Fabrication and capillary characterization of micro-grooved wicks with reentrant cavity array

Micro-grooved wicks with reentrant cavity array (MGRAs) were fabricated with orthogonal Ploughing/Extrusion method for the application in the ultra-thin aluminum vapor chambers. Capillary rise tests using both ethanol and acetone as the working fluid were conducted by a novel IR-thermal imaging method. The experimental results indicated that the MGRAs yielded larger capillary height than the micro-grooved wicks (MGs) and the MGRA-1 exhibited the highest capillary rise rate of all samples studied. In addition, the permeability was characterized in the force flow tests. It was found that the MGRAs obtained comparable permeability to that for the MGs, revealing that they were able to enhance the capillary rise with little penalty of pressure drop. With regard to the capillary limited heat flux, the capillary parameter K·ΔPcap was employed to evaluate the performance of the wicks comprehensively. The comparison of K·ΔPcap between the prediction with/without the gravitational effect showed that the Washburn's Law greatly underestimated the K·ΔPcap after the initial stage, so the gravitational effect should be taken into account when comparing the samples.

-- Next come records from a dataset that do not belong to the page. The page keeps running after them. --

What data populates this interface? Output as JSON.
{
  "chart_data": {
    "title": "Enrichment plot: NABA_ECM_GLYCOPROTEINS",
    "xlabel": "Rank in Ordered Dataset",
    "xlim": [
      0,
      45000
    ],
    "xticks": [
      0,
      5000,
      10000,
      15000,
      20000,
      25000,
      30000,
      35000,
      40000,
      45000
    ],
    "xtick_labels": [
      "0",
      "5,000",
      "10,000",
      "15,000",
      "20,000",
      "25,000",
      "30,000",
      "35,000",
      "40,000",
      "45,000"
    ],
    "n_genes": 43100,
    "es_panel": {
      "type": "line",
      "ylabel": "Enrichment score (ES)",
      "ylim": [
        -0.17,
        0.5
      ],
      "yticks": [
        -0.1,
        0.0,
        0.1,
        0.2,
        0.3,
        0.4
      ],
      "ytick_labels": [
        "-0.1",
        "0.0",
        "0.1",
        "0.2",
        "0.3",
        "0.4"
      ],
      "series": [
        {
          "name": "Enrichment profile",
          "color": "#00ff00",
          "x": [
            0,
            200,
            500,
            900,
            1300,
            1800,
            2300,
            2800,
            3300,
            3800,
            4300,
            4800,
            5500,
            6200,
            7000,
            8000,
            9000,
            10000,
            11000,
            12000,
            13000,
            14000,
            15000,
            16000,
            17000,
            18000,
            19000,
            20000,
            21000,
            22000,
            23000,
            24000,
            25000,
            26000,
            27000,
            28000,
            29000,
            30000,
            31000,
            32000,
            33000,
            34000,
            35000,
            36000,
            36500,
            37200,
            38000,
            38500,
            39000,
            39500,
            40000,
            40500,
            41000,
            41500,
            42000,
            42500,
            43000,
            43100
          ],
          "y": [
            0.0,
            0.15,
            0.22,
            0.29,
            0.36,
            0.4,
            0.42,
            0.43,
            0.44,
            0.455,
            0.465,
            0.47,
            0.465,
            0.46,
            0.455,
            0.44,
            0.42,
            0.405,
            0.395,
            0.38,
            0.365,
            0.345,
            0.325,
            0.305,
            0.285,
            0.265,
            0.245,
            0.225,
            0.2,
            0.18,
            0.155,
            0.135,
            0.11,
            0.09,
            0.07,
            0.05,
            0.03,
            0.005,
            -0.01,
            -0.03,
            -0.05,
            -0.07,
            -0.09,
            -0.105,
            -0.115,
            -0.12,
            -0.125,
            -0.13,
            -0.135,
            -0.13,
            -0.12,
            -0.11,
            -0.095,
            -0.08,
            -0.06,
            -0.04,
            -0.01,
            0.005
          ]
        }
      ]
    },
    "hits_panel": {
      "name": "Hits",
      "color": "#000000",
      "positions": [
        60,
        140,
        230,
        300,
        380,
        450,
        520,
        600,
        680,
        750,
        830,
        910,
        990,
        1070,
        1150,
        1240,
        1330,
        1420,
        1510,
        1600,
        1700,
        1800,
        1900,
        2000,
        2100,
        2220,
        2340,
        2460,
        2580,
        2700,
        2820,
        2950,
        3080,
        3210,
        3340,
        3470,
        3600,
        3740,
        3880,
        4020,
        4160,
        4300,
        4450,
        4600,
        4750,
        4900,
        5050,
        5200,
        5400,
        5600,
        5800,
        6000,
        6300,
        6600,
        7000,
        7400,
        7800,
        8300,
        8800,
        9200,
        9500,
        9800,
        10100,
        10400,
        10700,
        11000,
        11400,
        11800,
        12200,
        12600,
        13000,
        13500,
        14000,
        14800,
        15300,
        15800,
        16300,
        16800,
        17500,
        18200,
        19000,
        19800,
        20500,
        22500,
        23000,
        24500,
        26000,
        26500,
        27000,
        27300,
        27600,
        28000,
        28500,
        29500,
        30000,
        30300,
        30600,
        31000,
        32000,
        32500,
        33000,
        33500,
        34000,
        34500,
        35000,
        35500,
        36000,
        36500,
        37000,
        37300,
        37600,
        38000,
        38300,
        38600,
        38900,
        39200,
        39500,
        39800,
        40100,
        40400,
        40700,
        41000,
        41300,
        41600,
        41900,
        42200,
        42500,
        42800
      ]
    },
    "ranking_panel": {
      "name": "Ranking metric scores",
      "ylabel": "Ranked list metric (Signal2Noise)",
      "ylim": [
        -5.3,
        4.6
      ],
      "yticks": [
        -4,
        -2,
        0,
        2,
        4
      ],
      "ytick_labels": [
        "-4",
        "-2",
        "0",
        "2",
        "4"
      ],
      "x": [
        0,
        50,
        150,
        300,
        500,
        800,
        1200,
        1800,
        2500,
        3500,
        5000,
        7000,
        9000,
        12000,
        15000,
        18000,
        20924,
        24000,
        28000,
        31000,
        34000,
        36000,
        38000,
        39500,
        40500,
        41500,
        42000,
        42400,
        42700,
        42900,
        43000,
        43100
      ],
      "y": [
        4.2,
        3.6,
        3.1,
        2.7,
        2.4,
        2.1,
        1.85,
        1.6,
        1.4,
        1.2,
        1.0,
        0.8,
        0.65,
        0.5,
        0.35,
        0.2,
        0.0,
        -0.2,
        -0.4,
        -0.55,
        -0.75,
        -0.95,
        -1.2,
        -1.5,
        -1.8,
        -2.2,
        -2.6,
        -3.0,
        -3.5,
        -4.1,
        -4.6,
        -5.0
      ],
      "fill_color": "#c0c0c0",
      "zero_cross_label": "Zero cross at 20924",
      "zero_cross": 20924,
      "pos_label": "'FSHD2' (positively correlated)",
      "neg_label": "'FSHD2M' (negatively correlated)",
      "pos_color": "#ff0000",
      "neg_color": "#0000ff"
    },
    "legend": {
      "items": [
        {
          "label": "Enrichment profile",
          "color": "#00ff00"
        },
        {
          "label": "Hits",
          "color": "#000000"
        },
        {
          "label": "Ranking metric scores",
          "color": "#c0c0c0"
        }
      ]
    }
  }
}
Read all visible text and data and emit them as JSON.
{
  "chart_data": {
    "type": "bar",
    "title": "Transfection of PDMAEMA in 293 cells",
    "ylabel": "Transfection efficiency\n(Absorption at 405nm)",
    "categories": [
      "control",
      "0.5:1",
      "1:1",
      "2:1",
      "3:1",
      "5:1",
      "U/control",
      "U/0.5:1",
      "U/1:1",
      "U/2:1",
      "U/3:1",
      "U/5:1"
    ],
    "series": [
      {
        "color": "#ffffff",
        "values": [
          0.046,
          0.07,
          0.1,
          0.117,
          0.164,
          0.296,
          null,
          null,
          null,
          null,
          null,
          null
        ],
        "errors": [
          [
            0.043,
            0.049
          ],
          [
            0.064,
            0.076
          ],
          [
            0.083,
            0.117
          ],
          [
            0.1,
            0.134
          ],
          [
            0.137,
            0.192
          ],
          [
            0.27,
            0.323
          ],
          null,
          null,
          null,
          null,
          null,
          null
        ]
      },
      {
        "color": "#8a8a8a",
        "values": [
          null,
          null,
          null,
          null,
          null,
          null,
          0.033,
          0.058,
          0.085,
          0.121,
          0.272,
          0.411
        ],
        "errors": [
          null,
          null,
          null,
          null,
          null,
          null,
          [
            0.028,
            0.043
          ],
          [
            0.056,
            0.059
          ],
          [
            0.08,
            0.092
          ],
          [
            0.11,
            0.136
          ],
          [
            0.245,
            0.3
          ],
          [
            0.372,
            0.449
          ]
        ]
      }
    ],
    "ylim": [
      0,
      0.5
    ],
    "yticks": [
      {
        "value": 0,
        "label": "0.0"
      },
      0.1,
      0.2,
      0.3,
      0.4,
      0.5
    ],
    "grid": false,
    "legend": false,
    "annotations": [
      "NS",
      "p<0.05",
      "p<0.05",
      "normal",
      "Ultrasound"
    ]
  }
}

In this case, K·ΔPcap determined in the ethanol and acetone tests were similar. Besides, the MGRAs yielded higher K·ΔPcap than that for the MGs, except for the MGRA-3/MG-3 couple, justifying the prominent performance of the MGRAs. Despite the fact that the MGRA-2 failed to obtain the largest capillary height, it showed the largest K·ΔPcap among all MGRAs due to the good balance between the capillary pressure and permeability. Thus, it may be the optimum choice of all MGRAs in this study.